Sight-saving surgery is being wrongly restricted due to cost-cutting measures, it has been claimed.
People with cataracts who struggle to drive or even read are being refused surgery due to an unduly high threshold, according to the Royal College of Ophthalmologists (RCO) and other health bodies.
More than half (57%) of the 152 primary care trusts in England use eye test thresholds to determine whether a patient is eligible for surgery, it was revealed through Freedom of Information requests lodged by the Royal National Institute of Blind people (RNIB).

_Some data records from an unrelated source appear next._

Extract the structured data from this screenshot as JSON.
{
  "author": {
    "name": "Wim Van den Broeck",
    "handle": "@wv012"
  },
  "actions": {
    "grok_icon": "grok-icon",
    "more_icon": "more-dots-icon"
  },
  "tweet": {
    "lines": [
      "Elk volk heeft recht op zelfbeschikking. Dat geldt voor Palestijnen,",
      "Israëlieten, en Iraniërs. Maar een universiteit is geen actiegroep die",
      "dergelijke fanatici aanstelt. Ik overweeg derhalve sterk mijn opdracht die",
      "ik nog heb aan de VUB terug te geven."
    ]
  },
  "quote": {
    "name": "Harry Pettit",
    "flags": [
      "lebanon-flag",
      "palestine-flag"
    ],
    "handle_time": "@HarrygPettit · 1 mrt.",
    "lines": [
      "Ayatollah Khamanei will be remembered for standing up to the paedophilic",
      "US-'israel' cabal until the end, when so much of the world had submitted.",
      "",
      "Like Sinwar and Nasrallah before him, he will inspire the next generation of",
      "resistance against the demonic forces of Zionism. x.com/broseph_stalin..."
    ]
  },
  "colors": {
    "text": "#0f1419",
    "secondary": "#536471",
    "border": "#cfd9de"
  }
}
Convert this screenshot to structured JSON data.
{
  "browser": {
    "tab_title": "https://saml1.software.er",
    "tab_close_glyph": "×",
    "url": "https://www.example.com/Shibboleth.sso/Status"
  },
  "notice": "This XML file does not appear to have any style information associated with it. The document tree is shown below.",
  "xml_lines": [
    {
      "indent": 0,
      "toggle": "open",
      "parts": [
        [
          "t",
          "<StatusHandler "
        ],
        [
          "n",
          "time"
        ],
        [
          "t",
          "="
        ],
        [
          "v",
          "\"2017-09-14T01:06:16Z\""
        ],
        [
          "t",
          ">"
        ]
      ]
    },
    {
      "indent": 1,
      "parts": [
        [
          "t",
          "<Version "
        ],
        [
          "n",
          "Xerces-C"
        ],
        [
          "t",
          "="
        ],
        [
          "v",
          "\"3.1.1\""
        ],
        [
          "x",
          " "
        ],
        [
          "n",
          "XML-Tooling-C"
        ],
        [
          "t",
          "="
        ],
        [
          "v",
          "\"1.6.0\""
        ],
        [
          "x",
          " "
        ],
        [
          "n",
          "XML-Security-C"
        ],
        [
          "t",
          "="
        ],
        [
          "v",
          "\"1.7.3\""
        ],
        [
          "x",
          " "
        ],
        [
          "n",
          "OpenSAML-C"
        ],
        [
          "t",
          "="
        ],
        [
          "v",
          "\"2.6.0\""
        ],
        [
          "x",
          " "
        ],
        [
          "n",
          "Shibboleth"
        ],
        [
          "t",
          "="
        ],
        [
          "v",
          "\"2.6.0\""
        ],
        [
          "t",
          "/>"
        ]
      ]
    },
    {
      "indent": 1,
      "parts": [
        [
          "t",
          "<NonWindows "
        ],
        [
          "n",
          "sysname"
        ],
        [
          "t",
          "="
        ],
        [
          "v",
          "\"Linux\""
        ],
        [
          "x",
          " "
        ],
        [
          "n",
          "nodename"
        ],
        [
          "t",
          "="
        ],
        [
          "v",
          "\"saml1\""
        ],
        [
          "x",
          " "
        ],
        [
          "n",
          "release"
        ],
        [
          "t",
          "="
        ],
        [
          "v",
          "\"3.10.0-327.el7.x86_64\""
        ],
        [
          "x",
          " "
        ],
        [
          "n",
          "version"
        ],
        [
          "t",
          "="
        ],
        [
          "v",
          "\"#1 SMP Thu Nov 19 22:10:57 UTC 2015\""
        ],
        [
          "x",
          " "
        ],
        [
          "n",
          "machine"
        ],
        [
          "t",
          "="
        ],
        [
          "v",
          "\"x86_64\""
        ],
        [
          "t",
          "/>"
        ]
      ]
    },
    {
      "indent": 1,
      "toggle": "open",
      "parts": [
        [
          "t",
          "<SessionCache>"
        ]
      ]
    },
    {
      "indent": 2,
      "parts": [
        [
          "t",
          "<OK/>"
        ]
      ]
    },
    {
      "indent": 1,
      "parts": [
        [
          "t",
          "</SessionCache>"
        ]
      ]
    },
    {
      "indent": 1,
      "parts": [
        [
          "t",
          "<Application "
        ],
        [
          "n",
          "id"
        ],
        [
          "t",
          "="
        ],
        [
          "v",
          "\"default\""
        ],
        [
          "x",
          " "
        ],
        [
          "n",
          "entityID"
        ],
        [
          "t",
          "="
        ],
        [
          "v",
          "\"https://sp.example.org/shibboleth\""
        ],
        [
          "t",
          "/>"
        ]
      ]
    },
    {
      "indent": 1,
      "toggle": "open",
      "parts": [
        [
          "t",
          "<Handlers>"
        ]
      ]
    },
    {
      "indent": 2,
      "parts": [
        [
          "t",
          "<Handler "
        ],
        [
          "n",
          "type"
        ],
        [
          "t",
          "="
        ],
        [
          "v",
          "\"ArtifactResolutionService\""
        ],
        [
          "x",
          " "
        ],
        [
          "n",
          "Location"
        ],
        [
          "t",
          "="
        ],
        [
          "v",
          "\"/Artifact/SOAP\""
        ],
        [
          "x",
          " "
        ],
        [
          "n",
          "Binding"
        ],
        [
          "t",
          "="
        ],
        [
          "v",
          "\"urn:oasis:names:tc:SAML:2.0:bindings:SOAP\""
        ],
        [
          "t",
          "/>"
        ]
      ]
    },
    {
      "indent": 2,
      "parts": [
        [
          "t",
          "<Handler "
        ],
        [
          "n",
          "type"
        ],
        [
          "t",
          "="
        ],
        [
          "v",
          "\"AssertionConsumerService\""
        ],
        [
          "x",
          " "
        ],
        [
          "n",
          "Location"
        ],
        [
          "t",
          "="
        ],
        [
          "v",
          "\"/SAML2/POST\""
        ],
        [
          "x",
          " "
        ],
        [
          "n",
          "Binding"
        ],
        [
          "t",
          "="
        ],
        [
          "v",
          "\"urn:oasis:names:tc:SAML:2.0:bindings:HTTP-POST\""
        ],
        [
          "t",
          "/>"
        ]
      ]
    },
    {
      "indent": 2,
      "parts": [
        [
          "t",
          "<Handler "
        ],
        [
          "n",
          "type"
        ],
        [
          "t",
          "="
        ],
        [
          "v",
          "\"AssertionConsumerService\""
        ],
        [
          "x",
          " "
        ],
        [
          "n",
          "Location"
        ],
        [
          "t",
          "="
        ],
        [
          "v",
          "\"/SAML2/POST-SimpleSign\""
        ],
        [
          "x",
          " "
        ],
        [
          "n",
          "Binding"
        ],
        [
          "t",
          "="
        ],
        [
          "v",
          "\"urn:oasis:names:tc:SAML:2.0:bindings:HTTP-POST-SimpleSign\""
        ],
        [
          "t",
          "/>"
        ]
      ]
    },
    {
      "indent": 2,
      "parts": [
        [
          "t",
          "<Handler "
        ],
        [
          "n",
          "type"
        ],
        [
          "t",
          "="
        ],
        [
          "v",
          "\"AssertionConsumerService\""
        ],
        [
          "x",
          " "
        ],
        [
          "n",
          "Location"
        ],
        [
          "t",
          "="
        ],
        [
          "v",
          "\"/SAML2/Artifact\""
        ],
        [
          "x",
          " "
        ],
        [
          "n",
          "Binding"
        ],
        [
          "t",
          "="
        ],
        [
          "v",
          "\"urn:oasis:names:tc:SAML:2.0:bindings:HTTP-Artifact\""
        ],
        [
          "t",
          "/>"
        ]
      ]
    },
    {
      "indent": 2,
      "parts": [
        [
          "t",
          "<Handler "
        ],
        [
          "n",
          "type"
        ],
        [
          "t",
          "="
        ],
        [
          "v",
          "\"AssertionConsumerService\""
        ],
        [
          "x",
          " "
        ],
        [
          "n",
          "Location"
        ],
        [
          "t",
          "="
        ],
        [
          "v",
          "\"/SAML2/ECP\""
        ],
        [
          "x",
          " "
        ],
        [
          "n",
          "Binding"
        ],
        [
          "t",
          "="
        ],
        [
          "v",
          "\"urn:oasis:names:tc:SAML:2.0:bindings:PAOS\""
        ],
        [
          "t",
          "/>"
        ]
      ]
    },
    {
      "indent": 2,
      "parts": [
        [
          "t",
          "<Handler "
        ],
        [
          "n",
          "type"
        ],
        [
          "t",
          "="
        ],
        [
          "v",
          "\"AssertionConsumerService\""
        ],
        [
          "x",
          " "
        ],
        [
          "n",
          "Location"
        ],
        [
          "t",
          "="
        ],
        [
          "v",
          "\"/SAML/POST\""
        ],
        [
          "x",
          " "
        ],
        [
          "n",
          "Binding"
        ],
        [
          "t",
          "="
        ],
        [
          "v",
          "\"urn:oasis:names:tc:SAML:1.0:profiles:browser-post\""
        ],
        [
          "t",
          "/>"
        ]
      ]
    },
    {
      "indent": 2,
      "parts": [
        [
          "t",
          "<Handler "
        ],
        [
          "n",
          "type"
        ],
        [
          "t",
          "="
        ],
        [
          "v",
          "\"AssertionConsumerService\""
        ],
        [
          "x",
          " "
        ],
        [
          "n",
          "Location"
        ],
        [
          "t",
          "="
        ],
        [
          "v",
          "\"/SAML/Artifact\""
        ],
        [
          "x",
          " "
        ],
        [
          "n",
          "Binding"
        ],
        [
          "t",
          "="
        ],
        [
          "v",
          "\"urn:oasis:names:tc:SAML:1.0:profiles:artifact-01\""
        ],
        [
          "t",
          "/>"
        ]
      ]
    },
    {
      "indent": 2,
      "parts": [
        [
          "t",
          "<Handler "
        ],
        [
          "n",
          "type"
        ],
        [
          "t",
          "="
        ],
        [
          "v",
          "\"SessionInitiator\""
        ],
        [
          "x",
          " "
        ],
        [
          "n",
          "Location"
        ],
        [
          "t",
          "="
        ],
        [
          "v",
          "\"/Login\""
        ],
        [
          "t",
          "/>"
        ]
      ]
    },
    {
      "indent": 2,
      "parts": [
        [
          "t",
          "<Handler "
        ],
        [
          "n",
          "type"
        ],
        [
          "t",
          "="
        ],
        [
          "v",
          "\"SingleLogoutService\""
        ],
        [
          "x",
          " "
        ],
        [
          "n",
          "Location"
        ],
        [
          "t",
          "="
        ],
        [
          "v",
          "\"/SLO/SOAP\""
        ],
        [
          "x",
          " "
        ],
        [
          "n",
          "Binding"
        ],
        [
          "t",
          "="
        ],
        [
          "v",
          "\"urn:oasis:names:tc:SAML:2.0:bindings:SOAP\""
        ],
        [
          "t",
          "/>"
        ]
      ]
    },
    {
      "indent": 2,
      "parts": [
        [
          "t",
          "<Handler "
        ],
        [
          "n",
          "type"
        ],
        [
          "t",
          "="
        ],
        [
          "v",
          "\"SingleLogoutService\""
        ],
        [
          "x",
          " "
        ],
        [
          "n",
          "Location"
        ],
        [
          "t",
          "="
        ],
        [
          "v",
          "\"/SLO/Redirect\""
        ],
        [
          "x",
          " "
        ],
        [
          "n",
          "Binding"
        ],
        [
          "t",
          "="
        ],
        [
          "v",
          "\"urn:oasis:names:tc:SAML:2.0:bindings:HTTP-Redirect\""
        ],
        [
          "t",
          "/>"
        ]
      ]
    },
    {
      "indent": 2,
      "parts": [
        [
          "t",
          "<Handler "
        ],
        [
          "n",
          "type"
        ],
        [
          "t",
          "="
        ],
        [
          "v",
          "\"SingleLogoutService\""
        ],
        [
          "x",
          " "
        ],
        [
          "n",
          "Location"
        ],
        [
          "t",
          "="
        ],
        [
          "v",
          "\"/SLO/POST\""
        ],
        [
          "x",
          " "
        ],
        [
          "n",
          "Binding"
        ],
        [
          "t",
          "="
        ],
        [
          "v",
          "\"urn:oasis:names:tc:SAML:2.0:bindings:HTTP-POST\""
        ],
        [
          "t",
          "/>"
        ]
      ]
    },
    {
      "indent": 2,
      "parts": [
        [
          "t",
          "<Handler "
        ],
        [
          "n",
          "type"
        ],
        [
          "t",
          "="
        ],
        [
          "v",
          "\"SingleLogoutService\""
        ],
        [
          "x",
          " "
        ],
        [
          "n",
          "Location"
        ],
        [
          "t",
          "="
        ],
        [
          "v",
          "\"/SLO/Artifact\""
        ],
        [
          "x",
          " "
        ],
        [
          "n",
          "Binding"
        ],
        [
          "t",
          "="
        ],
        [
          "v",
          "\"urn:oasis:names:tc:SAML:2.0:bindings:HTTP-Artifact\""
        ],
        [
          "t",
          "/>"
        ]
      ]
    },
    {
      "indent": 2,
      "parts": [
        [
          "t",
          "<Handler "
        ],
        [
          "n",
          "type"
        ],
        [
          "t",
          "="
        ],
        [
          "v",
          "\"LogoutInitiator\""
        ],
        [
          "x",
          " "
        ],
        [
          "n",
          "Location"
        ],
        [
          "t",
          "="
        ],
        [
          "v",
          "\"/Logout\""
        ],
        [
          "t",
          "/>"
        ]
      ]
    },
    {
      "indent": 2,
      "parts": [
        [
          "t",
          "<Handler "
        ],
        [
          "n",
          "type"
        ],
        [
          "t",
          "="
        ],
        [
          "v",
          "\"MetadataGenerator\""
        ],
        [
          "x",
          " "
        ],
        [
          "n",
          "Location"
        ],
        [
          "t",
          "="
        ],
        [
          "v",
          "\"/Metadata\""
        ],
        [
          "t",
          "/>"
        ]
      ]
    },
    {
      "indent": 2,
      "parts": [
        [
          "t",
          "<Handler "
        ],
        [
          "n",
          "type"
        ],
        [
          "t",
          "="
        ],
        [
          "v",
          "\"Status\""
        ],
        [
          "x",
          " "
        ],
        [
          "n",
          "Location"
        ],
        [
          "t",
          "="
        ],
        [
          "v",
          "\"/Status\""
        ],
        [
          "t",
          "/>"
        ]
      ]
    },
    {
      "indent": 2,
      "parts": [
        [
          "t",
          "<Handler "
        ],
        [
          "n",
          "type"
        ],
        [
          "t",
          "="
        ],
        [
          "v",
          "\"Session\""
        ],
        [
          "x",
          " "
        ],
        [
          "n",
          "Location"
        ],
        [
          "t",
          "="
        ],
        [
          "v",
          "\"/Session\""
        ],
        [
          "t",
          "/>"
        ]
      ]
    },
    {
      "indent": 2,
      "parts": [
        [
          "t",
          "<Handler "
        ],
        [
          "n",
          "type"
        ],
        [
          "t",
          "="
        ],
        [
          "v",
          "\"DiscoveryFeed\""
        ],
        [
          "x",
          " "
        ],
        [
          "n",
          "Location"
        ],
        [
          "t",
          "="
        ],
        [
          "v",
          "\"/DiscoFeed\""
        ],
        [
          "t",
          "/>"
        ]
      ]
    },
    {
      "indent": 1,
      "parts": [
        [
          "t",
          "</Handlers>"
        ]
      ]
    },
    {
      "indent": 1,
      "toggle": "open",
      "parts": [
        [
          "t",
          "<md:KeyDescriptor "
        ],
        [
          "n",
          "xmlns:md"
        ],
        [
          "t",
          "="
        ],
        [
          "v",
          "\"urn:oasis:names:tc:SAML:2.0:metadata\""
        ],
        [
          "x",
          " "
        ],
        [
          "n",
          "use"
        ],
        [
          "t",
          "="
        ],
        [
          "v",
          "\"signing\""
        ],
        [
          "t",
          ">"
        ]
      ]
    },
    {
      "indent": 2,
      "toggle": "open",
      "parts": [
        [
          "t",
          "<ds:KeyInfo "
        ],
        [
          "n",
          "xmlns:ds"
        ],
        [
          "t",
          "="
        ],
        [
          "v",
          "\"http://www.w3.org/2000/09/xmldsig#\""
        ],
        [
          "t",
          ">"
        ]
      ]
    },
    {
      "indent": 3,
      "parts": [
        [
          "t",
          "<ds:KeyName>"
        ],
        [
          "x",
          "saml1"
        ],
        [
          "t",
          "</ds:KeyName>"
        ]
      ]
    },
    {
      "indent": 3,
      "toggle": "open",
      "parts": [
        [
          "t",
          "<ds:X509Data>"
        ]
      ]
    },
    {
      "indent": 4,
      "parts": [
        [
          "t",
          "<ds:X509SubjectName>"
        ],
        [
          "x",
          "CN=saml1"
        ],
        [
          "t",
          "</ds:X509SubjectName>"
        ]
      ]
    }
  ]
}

In some parts of the south-east a patient has to have difficulty in reading the third line down on a standard eye chart - which has very large letters - in order to be granted surgery.
As a result, the Royal College has joined forces with the College of Optometrists, Optical Confederation and Local Optical Committee Support Unit to issue an urgent warning statement about the situation.
Estimates suggest around half of people aged over 65 have cataracts in one or both eyes, with 720,000 people diagnosed with the condition each month.
Professor Harminder Dua, president of the RCO, said: “We understand the financial pressures the NHS faces but cataract surgery is a highly cost effective treatment that improves sight loss and preserves patients’ ability to live independent lives,” he said in the statement.
“Using visual acuity thresholds to impose limits on cataract surgery is economically counterproductive when it leads to higher health and social care costs because patients’ vision deteriorates.”